For one, I think we are distracted by the messengers, we resent the messengers, we don't trust the messengers, we see right through those messengers and disqualify them with phrases like "political correctness" and "do gooders" and "liberal agendas" so we are off the hook from that awful judgment that we are anything but loving to all, accepting of all, not racist to any, and "good people who mean well."
But rarely in history has God spoken directly to His people, in His audible voice. He has, however, used prophets, donkeys, creation, rooster crows, and even wicked men to deliver His truth. We accept this. When its a "ruler or authority" that we admire, we remind everyone that God has called us to submit to ruling authorities. When its a ruler or authority we don't admire, we fervently look for righteous loopholes, forgetting that it was under Nero that God reminded His people:
Let everyone be subject to the governing authorities, for there is no authority except that which God has established. The authorities that exist have been established by God. Consequently, whoever rebels against the authority is rebelling against what God has instituted, and those who do so will bring judgment on themselves. Romans 13:1-2
We can't possibly be authorities on every culture in existence, nor what it is like to live life in a body that is a different gender, nationality, from a different culturally conditioned family of origin, black, brown, tan or otherwise non-majority experience of the world.
Therefore if you have any encouragement from being united with Christ, if any comfort from his love, if any common sharing in the Spirit, if any tenderness and compassion, then make my joy complete by being like-minded, having the same love, being one in spirit and of one mind. Do nothing out of selfish ambition or vain conceit. Rather, in humility value others above yourselves, not looking to your own interests but each of you to the interests of the others. Philippians 2:1-4
Could we go back to that place in worship when we, with all our hearts that we can access, desire, dream, and delight in "YES LORD!" and start to examine:
1. Why are we then so quick to say NO to actually "valuing others above ourselves in humility"?
2. Why are we so resistant (and sometimes even angered) when asked "not to look to your own interests but to the interests of others"?

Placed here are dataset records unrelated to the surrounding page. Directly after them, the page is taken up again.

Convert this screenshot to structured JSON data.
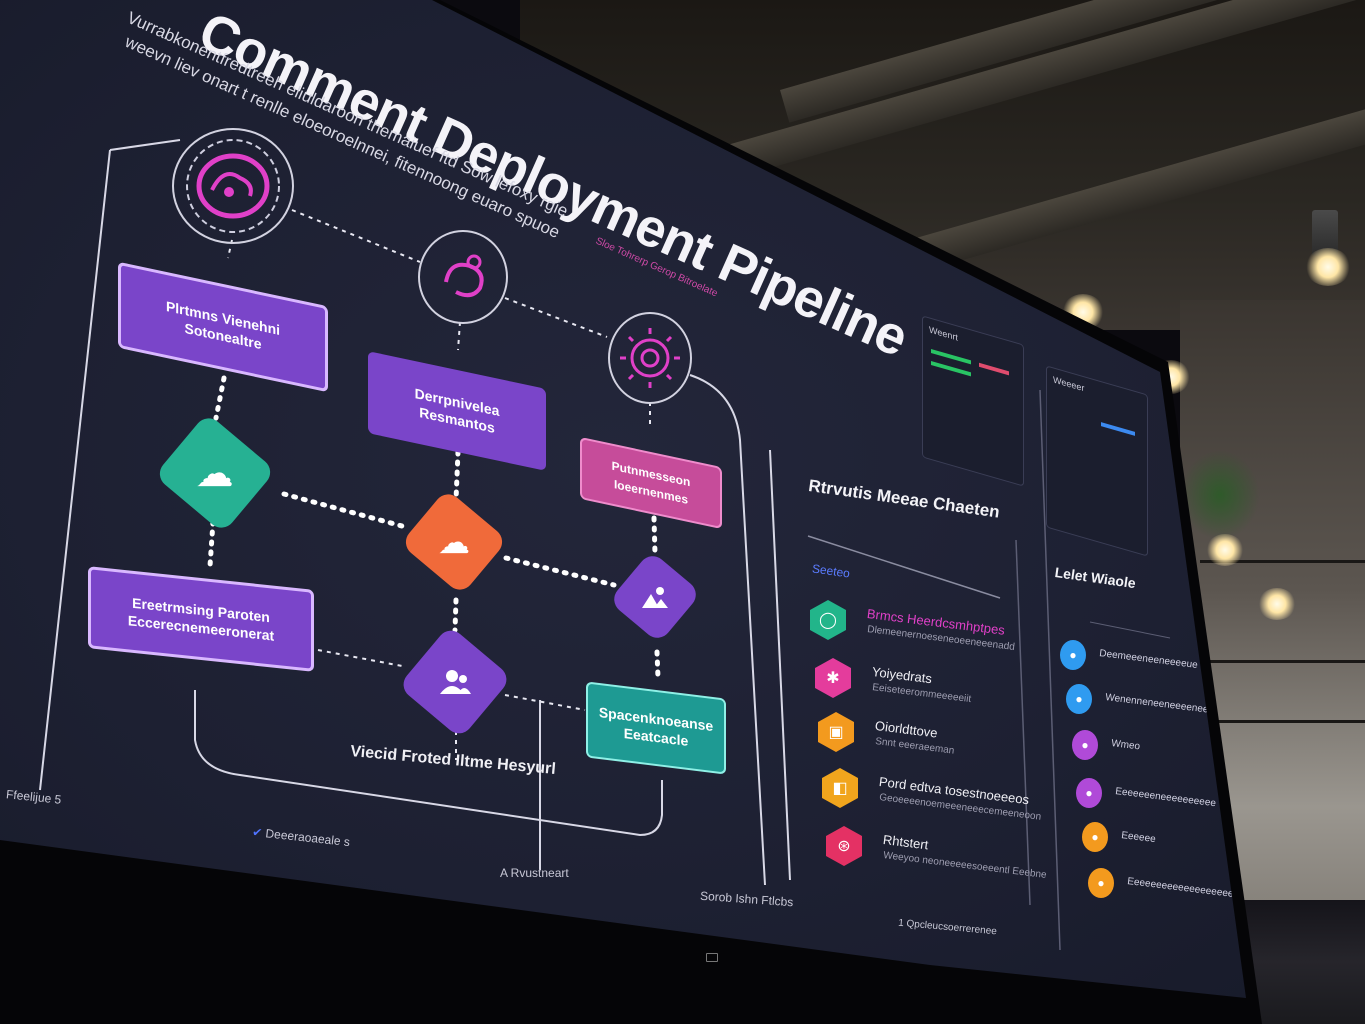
{
  "page": {
    "title": "Comment Deployment Pipeline",
    "subtitle_lines": [
      "Vurrabkonentfredtreeh eliuldaroon themaiuef ftd Sow lefoxy rgie",
      "weevn liev onart t renlle eloeoroelnnei, fitennoong euaro spuoe",
      "Sloe Tohrerp Gerop Bitroelate"
    ]
  },
  "diagram": {
    "nodes": [
      {
        "id": "start-ring",
        "icon": "brain-icon",
        "color": "#e040c8"
      },
      {
        "id": "ring-2",
        "icon": "loop-icon",
        "color": "#e040c8"
      },
      {
        "id": "ring-3",
        "icon": "virus-icon",
        "color": "#e040c8"
      },
      {
        "id": "box-1",
        "label": "Plrtmns Vienehni Sotonealtre",
        "color": "#7a45c9"
      },
      {
        "id": "box-2",
        "label": "Derrpnivelea Resmantos",
        "color": "#7a45c9"
      },
      {
        "id": "box-3",
        "label": "Putnmesseon Ioeernenmes",
        "color": "#c64c9a"
      },
      {
        "id": "box-4",
        "label": "Ereetrmsing Paroten Eccerecnemeeronerat",
        "color": "#7a45c9"
      },
      {
        "id": "box-5",
        "label": "Spacenknoeanse Eeatcacle",
        "color": "#1e9a93"
      },
      {
        "id": "diamond-cloud-1",
        "icon": "cloud-icon",
        "color": "#26b193"
      },
      {
        "id": "diamond-cloud-2",
        "icon": "cloud-icon",
        "color": "#f06a3a"
      },
      {
        "id": "diamond-image",
        "icon": "image-icon",
        "color": "#7a45c9"
      },
      {
        "id": "diamond-users",
        "icon": "users-icon",
        "color": "#7a45c9"
      }
    ],
    "caption": "Viecid Froted Iltme Hesyurl",
    "bottom_label": "A Rvustneart",
    "footer_label": "Sorob Ishn Ftlcbs",
    "left_footer": "Ffeelijue 5",
    "legend_item": "Deeeraoaeale s"
  },
  "panel": {
    "title": "Rtrvutis Meeae Chaeten",
    "filter_label": "Seeteo",
    "items": [
      {
        "title": "Brmcs Heerdcsmhptpes",
        "sub": "Dlemeenernoeseneoeeneeenadd",
        "icon": "cycle-icon",
        "color": "#22b58a"
      },
      {
        "title": "Yoiyedrats",
        "sub": "Eeiseteerommeeeeeiit",
        "icon": "plugin-icon",
        "color": "#e43c9c"
      },
      {
        "title": "Oiorldttove",
        "sub": "Snnt eeeraeeman",
        "icon": "package-icon",
        "color": "#f39a1e"
      },
      {
        "title": "Pord edtva tosestnoeeeos",
        "sub": "Geoeeeenoemeeeneeecemeeneoon",
        "icon": "lock-icon",
        "color": "#f1a51d"
      },
      {
        "title": "Rhtstert",
        "sub": "Weeyoo neoneeeeesoeeentl Eeebne",
        "icon": "alert-icon",
        "color": "#e43164"
      }
    ],
    "footer": "1 Qpcleucsoerrerenee"
  },
  "side_panel": {
    "title": "Lelet Wiaole",
    "items": [
      {
        "label": "Deemeeeneeneeeeue",
        "color": "#2f9bf0"
      },
      {
        "label": "Wenenneneeneeeeneeee",
        "color": "#2f9bf0"
      },
      {
        "label": "Wmeo",
        "color": "#b04ad8"
      },
      {
        "label": "Eeeeeeeneeeeeeeeee",
        "color": "#b04ad8"
      },
      {
        "label": "Eeeeee",
        "color": "#f39a1e"
      },
      {
        "label": "Eeeeeeeeeeeeeeeeeeee",
        "color": "#f39a1e"
      }
    ],
    "top_label_1": "Weenrt",
    "top_label_2": "Weeeer"
  }
}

3. Are we protecting God's glory or our own when we reject the invitation to see ways in which we may be blind to our own attitudes of supremacy, whether they be about whiteness, education, class, gender, cultural norms and preferences, and language?

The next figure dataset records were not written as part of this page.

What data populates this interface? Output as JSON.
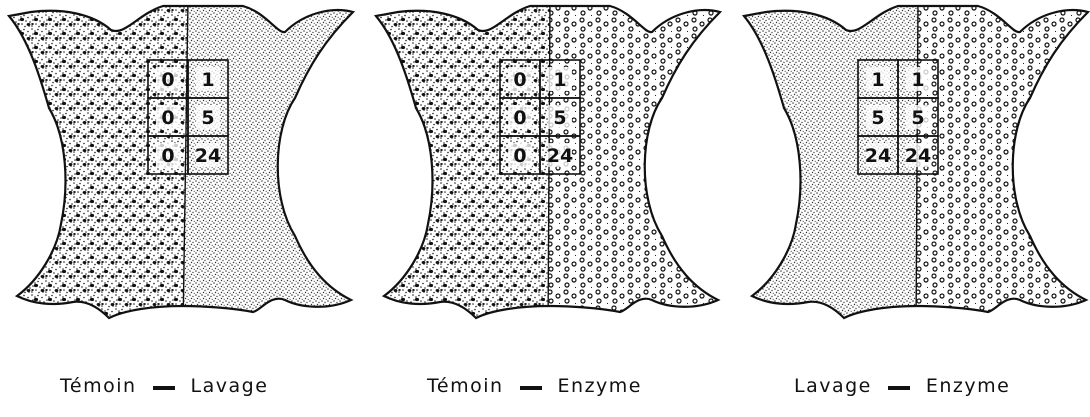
{
  "panels": [
    {
      "left_label": "Témoin",
      "right_label": "Lavage",
      "left_pattern": "dense-dots",
      "right_pattern": "fine-stipple",
      "grid": [
        [
          "0",
          "1"
        ],
        [
          "0",
          "5"
        ],
        [
          "0",
          "24"
        ]
      ]
    },
    {
      "left_label": "Témoin",
      "right_label": "Enzyme",
      "left_pattern": "dense-dots",
      "right_pattern": "open-circles",
      "grid": [
        [
          "0",
          "1"
        ],
        [
          "0",
          "5"
        ],
        [
          "0",
          "24"
        ]
      ]
    },
    {
      "left_label": "Lavage",
      "right_label": "Enzyme",
      "left_pattern": "fine-stipple",
      "right_pattern": "open-circles",
      "grid": [
        [
          "1",
          "1"
        ],
        [
          "5",
          "5"
        ],
        [
          "24",
          "24"
        ]
      ]
    }
  ],
  "colors": {
    "ink": "#111111",
    "paper": "#ffffff"
  }
}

So what about that MRI and brain mass? Well, thankfully it turned out to be a "benign cyst," but not thankfully, I have to follow up because it could become problematic in time. Did I have any idea that it was there before the MRI exposed it? Nope. Do I feel "fine"? Yup. So is the best course of action that I dismiss the medical authorities for a myriad of reasons, not the least of which being I don't have the energy to deal with it, because I don't think its a real problem? I don't think anyone would say that would be advisable.
Our supremacist sin lurks where we may not see it and there is never a convenient time to discover it or embark on addressing it. But it is there. And it is having an impact even if we aren't aware of it. Our supremacist thinking and being, like my brain cyst, isn't ours to fix alone or by our own wit, wisdom, or will power. We have a God who delights in transforming, healing, extracting, regenerating, and making us more into the image of the One Who has already finished this job that is being finished in us. Hallelujah and Yes Lord.